Galton was also a giant in the history of statistics. U. of Chicago professor Stephen M. Stigler published in 2010 in the *Journal of the Royal Statistical Society*

On September 10th, 1885, Francis Galton ushered in a new era of Statistical Enlightenment with an address to the British Association for the Advancement of Science in Aberdeen. In the process of solving a puzzle that had lain dormant in Darwin's Origin of Species, Galton introduced multivariate analysis and paved the way towards modern Bayesian statistics. The background to this work is recounted, including the recognition of a failed attempt by Galton in 1877 as providing the first use of a rejection sampling algorithm for the simulation of a posterior distribution, and the first appearance of a proper Bayesian analysis for the normal distribution.

Stigler periodically gives a talk entitled “The Five Most Consequential Ideas in the History of Statistics.” From the *Harvard Gazette*:

On Monday (Sept. 29), [Stigler] stayed in town to address about 50 students and professors in a crowded third-floor classroom in the Science Center.
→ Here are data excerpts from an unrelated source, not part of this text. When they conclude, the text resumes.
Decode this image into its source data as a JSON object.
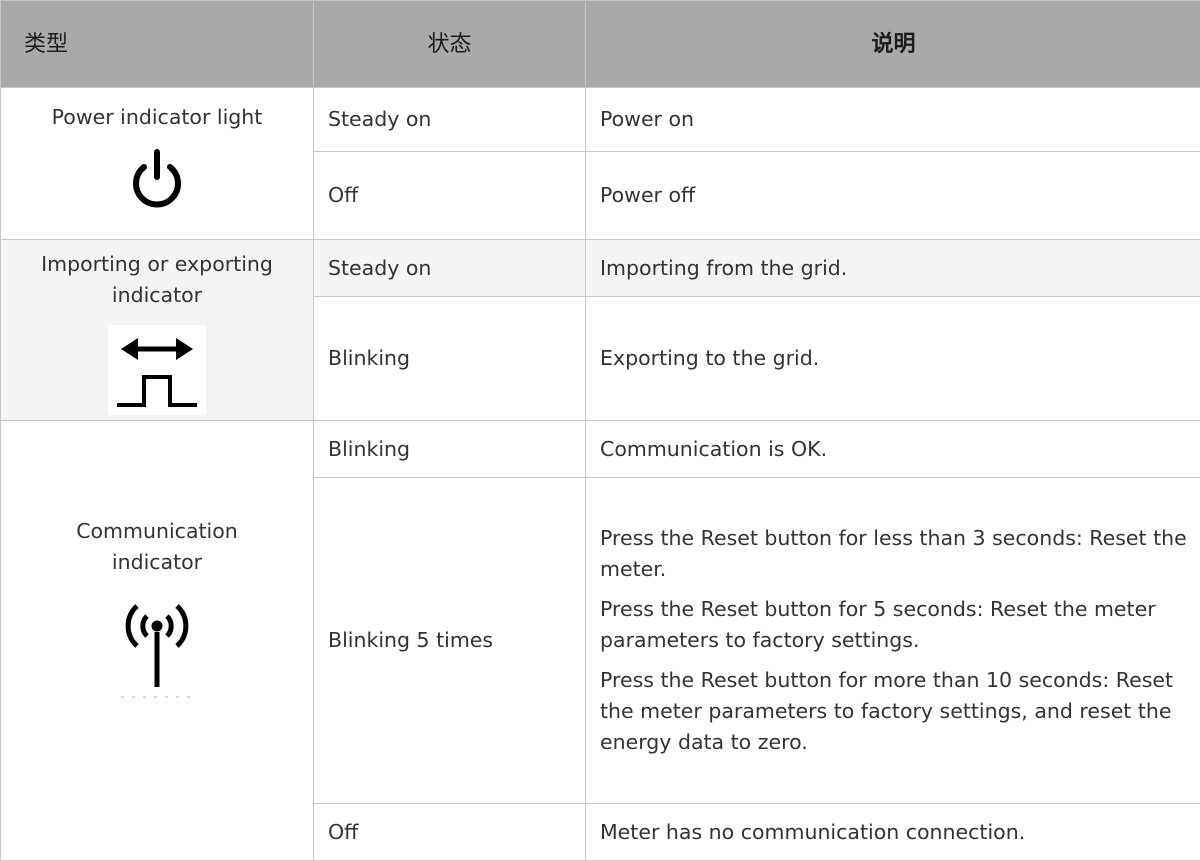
{
  "header": {
    "type": "类型",
    "state": "状态",
    "description": "说明"
  },
  "groups": [
    {
      "type_label": "Power indicator light",
      "icon": "power-icon",
      "rows": [
        {
          "state": "Steady on",
          "description": [
            "Power on"
          ]
        },
        {
          "state": "Off",
          "description": [
            "Power off"
          ]
        }
      ]
    },
    {
      "type_label": "Importing or exporting indicator",
      "icon": "import-export-icon",
      "rows": [
        {
          "state": "Steady on",
          "description": [
            "Importing from the grid."
          ]
        },
        {
          "state": "Blinking",
          "description": [
            "Exporting to the grid."
          ]
        }
      ]
    },
    {
      "type_label": "Communication indicator",
      "icon": "signal-antenna-icon",
      "rows": [
        {
          "state": "Blinking",
          "description": [
            "Communication is OK."
          ]
        },
        {
          "state": "Blinking 5 times",
          "description": [
            "Press the Reset button for less than 3 seconds: Reset the meter.",
            "Press the Reset button for 5 seconds: Reset the meter parameters to factory settings.",
            "Press the Reset button for more than 10 seconds: Reset the meter parameters to factory settings, and reset the energy data to zero."
          ]
        },
        {
          "state": "Off",
          "description": [
            "Meter has no communication connection."
          ]
        }
      ]
    }
  ]
}
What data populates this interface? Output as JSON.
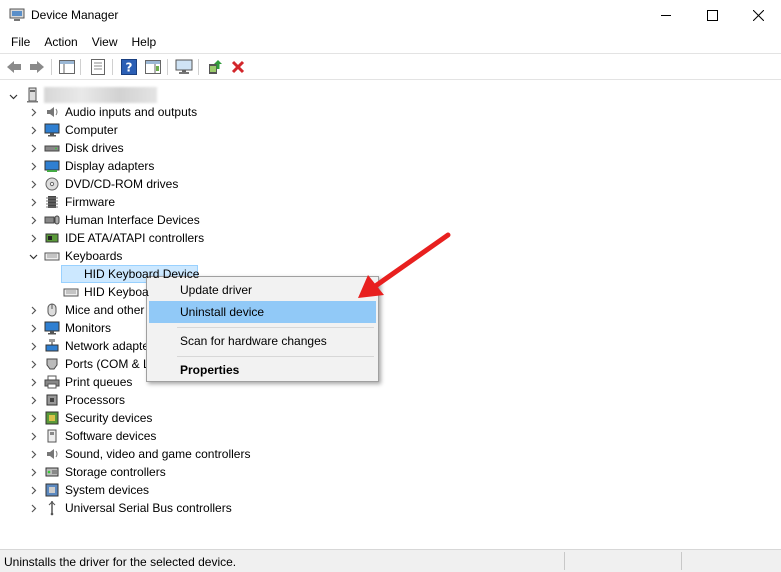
{
  "window": {
    "title": "Device Manager"
  },
  "menu": [
    "File",
    "Action",
    "View",
    "Help"
  ],
  "tree": {
    "categories": [
      {
        "label": "Audio inputs and outputs",
        "icon": "speaker-icon"
      },
      {
        "label": "Computer",
        "icon": "monitor-icon"
      },
      {
        "label": "Disk drives",
        "icon": "disk-drive-icon"
      },
      {
        "label": "Display adapters",
        "icon": "display-adapter-icon"
      },
      {
        "label": "DVD/CD-ROM drives",
        "icon": "dvd-drive-icon"
      },
      {
        "label": "Firmware",
        "icon": "firmware-icon"
      },
      {
        "label": "Human Interface Devices",
        "icon": "hid-icon"
      },
      {
        "label": "IDE ATA/ATAPI controllers",
        "icon": "ide-controller-icon"
      },
      {
        "label": "Keyboards",
        "icon": "keyboard-icon",
        "expanded": true
      },
      {
        "label": "Mice and other",
        "icon": "mouse-icon"
      },
      {
        "label": "Monitors",
        "icon": "monitor-icon"
      },
      {
        "label": "Network adapte",
        "icon": "network-adapter-icon"
      },
      {
        "label": "Ports (COM & L",
        "icon": "port-icon"
      },
      {
        "label": "Print queues",
        "icon": "printer-icon"
      },
      {
        "label": "Processors",
        "icon": "processor-icon"
      },
      {
        "label": "Security devices",
        "icon": "security-device-icon"
      },
      {
        "label": "Software devices",
        "icon": "software-device-icon"
      },
      {
        "label": "Sound, video and game controllers",
        "icon": "sound-icon"
      },
      {
        "label": "Storage controllers",
        "icon": "storage-controller-icon"
      },
      {
        "label": "System devices",
        "icon": "system-device-icon"
      },
      {
        "label": "Universal Serial Bus controllers",
        "icon": "usb-icon"
      }
    ],
    "keyboard_children": [
      "HID Keyboard Device",
      "HID Keyboa"
    ]
  },
  "context_menu": {
    "update": "Update driver",
    "uninstall": "Uninstall device",
    "scan": "Scan for hardware changes",
    "properties": "Properties"
  },
  "status": {
    "text": "Uninstalls the driver for the selected device."
  },
  "annotation": {
    "arrow_color": "#e8201f"
  }
}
Stigler’s talk, in professional terms, was inflammatory: “The Five Most Consequential Ideas in the History of Statistics.”...
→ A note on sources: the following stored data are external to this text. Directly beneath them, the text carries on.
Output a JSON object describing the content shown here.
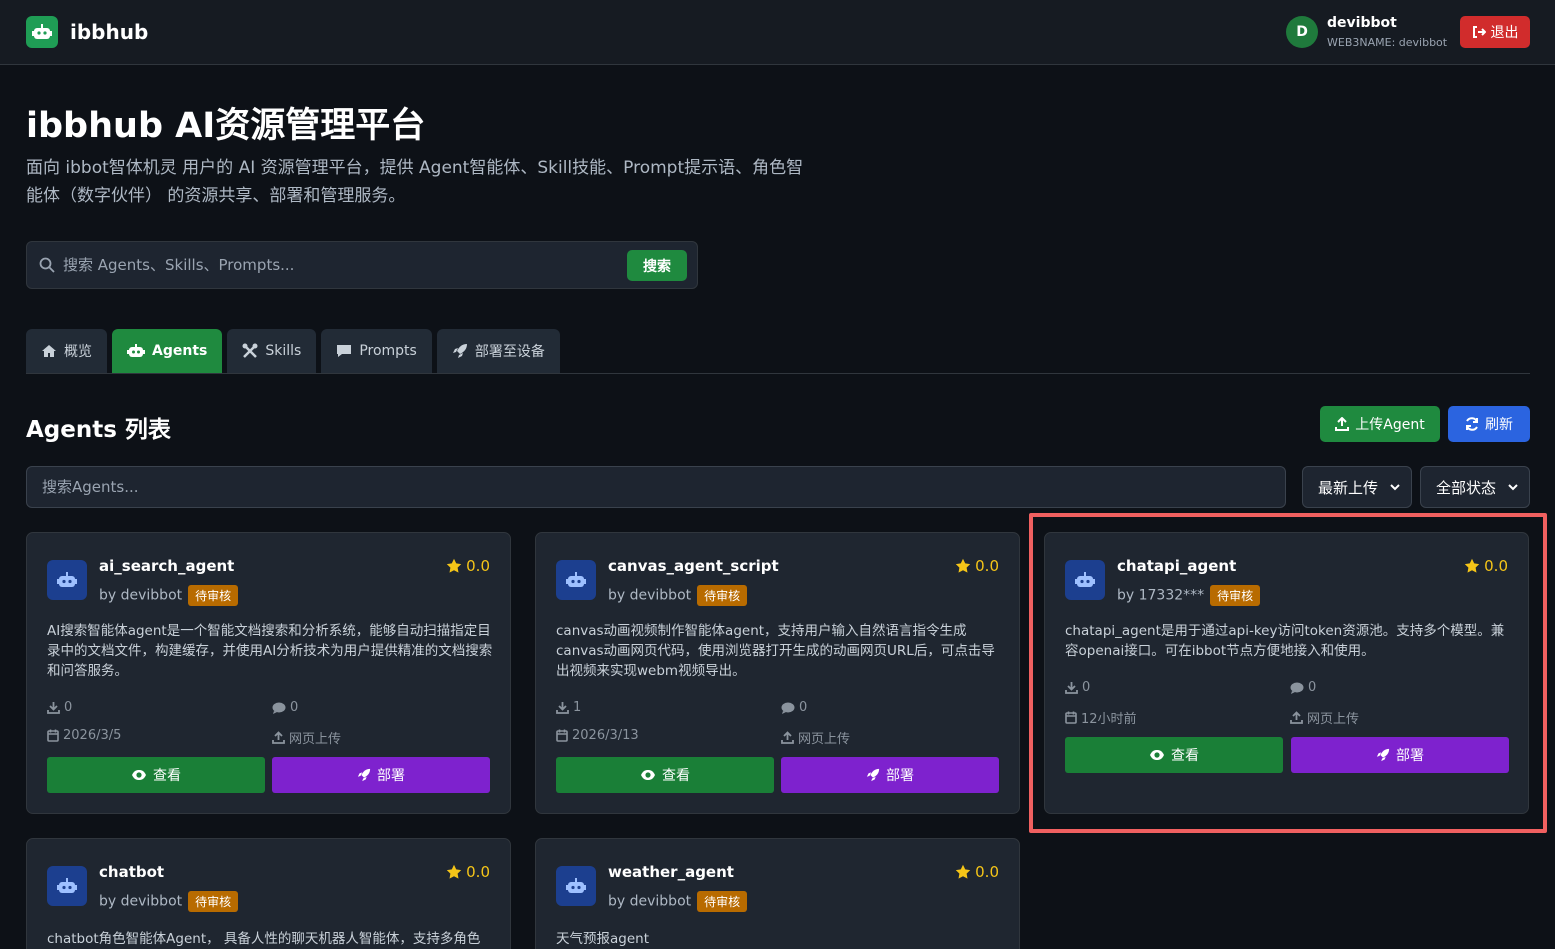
{
  "header": {
    "brand": "ibbhub",
    "user_initial": "D",
    "user_name": "devibbot",
    "user_sub": "WEB3NAME: devibbot",
    "logout_label": "退出"
  },
  "hero": {
    "title": "ibbhub AI资源管理平台",
    "description": "面向 ibbot智体机灵 用户的 AI 资源管理平台，提供 Agent智能体、Skill技能、Prompt提示语、角色智能体（数字伙伴） 的资源共享、部署和管理服务。"
  },
  "search": {
    "placeholder": "搜索 Agents、Skills、Prompts...",
    "button": "搜索"
  },
  "tabs": [
    {
      "label": "概览",
      "icon": "home-icon"
    },
    {
      "label": "Agents",
      "icon": "robot-icon"
    },
    {
      "label": "Skills",
      "icon": "tools-icon"
    },
    {
      "label": "Prompts",
      "icon": "comment-icon"
    },
    {
      "label": "部署至设备",
      "icon": "rocket-icon"
    }
  ],
  "section": {
    "title": "Agents 列表",
    "upload_label": "上传Agent",
    "refresh_label": "刷新",
    "filter_placeholder": "搜索Agents...",
    "sort_value": "最新上传",
    "status_value": "全部状态"
  },
  "colors": {
    "accent_green": "#1f8a3f",
    "deploy_purple": "#7e22ce",
    "refresh_blue": "#2b64e0",
    "badge_orange": "#b86b00",
    "highlight_red": "#f06060"
  },
  "cards": [
    {
      "name": "ai_search_agent",
      "author": "by devibbot",
      "badge": "待审核",
      "rating": "0.0",
      "description": "AI搜索智能体agent是一个智能文档搜索和分析系统，能够自动扫描指定目录中的文档文件，构建缓存，并使用AI分析技术为用户提供精准的文档搜索和问答服务。",
      "downloads": "0",
      "comments": "0",
      "date": "2026/3/5",
      "source": "网页上传",
      "view": "查看",
      "deploy": "部署"
    },
    {
      "name": "canvas_agent_script",
      "author": "by devibbot",
      "badge": "待审核",
      "rating": "0.0",
      "description": "canvas动画视频制作智能体agent，支持用户输入自然语言指令生成canvas动画网页代码，使用浏览器打开生成的动画网页URL后，可点击导出视频来实现webm视频导出。",
      "downloads": "1",
      "comments": "0",
      "date": "2026/3/13",
      "source": "网页上传",
      "view": "查看",
      "deploy": "部署"
    },
    {
      "name": "chatapi_agent",
      "author": "by 17332***",
      "badge": "待审核",
      "rating": "0.0",
      "description": "chatapi_agent是用于通过api-key访问token资源池。支持多个模型。兼容openai接口。可在ibbot节点方便地接入和使用。",
      "downloads": "0",
      "comments": "0",
      "date": "12小时前",
      "source": "网页上传",
      "view": "查看",
      "deploy": "部署"
    },
    {
      "name": "chatbot",
      "author": "by devibbot",
      "badge": "待审核",
      "rating": "0.0",
      "description": "chatbot角色智能体Agent， 具备人性的聊天机器人智能体，支持多角色"
    },
    {
      "name": "weather_agent",
      "author": "by devibbot",
      "badge": "待审核",
      "rating": "0.0",
      "description": "天气预报agent"
    }
  ]
}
The first idea was to combine observations in order to arrive at a simple mean. This “ species of averaging,” said Stigler, found expression in 1635, through the work of English curate and astronomer Henry Gellibrand.

... The “root-N rule” is the second consequential idea, said Stigler. That’s the notion, first articulated in 1730, that the accuracy of your conclusions increases relative to the rate you accumulate observations. Specifically, to double that accuracy, you have to increase the number of observations fourfold.
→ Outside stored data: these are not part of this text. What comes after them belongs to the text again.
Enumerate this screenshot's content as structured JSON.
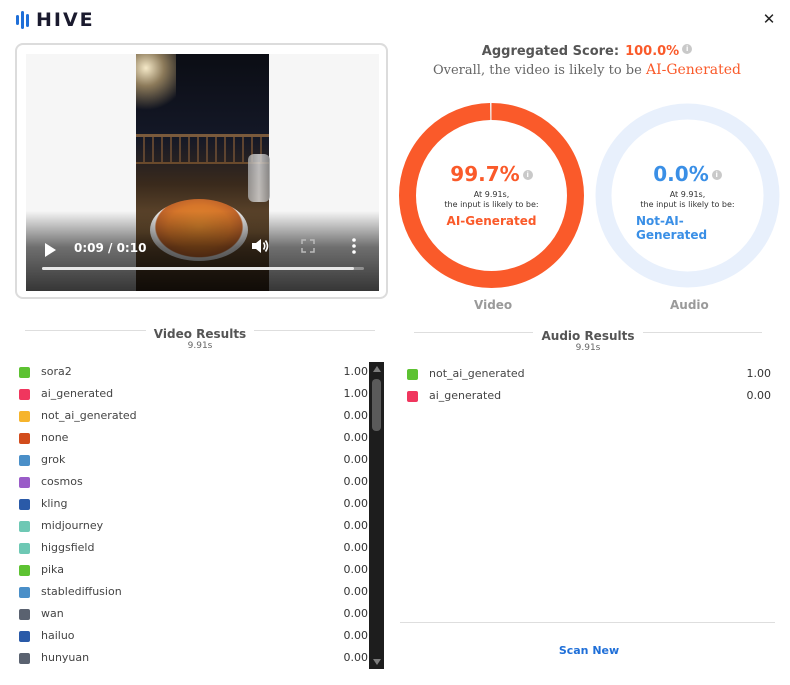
{
  "brand": {
    "name": "HIVE",
    "color": "#1f6fd8"
  },
  "window": {
    "close_icon": "close-icon",
    "close_glyph": "✕"
  },
  "player": {
    "time": "0:09 / 0:10",
    "progress": 0.97,
    "icons": [
      "play-icon",
      "volume-icon",
      "fullscreen-icon",
      "more-vertical-icon"
    ]
  },
  "aggregate": {
    "label": "Aggregated Score:",
    "score": "100.0%",
    "overall_prefix": "Overall, the video is likely to be",
    "overall_verdict": "AI-Generated"
  },
  "video_summary": {
    "percent": "99.7%",
    "percent_value": 99.7,
    "at_line1": "At 9.91s,",
    "at_line2": "the input is likely to be:",
    "verdict": "AI-Generated",
    "label": "Video",
    "ring_color": "#fa5a2a"
  },
  "audio_summary": {
    "percent": "0.0%",
    "percent_value": 0.0,
    "at_line1": "At 9.91s,",
    "at_line2": "the input is likely to be:",
    "verdict_line1": "Not-AI-",
    "verdict_line2": "Generated",
    "label": "Audio",
    "ring_color": "#e8f0fc"
  },
  "video_results": {
    "title": "Video Results",
    "time": "9.91s",
    "rows": [
      {
        "label": "sora2",
        "value": "1.00",
        "color": "#5dc232"
      },
      {
        "label": "ai_generated",
        "value": "1.00",
        "color": "#f0365e"
      },
      {
        "label": "not_ai_generated",
        "value": "0.00",
        "color": "#f6b42c"
      },
      {
        "label": "none",
        "value": "0.00",
        "color": "#d24c1c"
      },
      {
        "label": "grok",
        "value": "0.00",
        "color": "#4a8fc8"
      },
      {
        "label": "cosmos",
        "value": "0.00",
        "color": "#9a5cc8"
      },
      {
        "label": "kling",
        "value": "0.00",
        "color": "#2a5aa8"
      },
      {
        "label": "midjourney",
        "value": "0.00",
        "color": "#6ec8b4"
      },
      {
        "label": "higgsfield",
        "value": "0.00",
        "color": "#6ec8b4"
      },
      {
        "label": "pika",
        "value": "0.00",
        "color": "#5dc232"
      },
      {
        "label": "stablediffusion",
        "value": "0.00",
        "color": "#4a8fc8"
      },
      {
        "label": "wan",
        "value": "0.00",
        "color": "#5a6270"
      },
      {
        "label": "hailuo",
        "value": "0.00",
        "color": "#2a5aa8"
      },
      {
        "label": "hunyuan",
        "value": "0.00",
        "color": "#5a6270"
      }
    ]
  },
  "audio_results": {
    "title": "Audio Results",
    "time": "9.91s",
    "rows": [
      {
        "label": "not_ai_generated",
        "value": "1.00",
        "color": "#5dc232"
      },
      {
        "label": "ai_generated",
        "value": "0.00",
        "color": "#f0365e"
      }
    ]
  },
  "actions": {
    "scan_new": "Scan New"
  }
}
Third on the list is the idea of “the hypothesis test,” the statistical notion that mathematical tests can determine the probability of an outcome. This idea (though not the sophisticated math now associated with it) was in place by 1248, said Stigler, when the London Mint began periodically to test its product for composition and weight.

The fourth and fifth consequential ideas in statistics both had the same source, said Stigler — an 1869 book by Victorian polymath Francis Galton. “Hereditary Genius” was a mathematical examination of how talent is inheritable.

Galton discovered through a study of biographical compilations that a “level of eminence” within populations is steady over time and over various disciplines (law, medicine). Of the one in 4,000 people who made it into such a compilation, one-tenth had a close relative on the same list.

This led to what Stigler called the fourth consequential idea: the innovative notion that statistics can be evaluated in terms of internal measurements of variability — the percentiles of bell curves (in statistics terms, “normal distribution”) that in 1869 Galton started to employ as scales for talent.

The fifth idea was based upon an empirical finding. In a series of studies between 1869 and 1889, Galton was the first to observe the phenomenon of regression toward the mean.

Essentially, the idea posits that in most realistic situations over time — Galton studied familial height variations, for example — the most extreme observed values tend to “regress” toward the center, or mean.

If he could extend his list of consequential ideas in statistics, Stigler said he would include random sampling, statistical design, the graphical display of data, chi-squared distribution, and modern computation and simulation.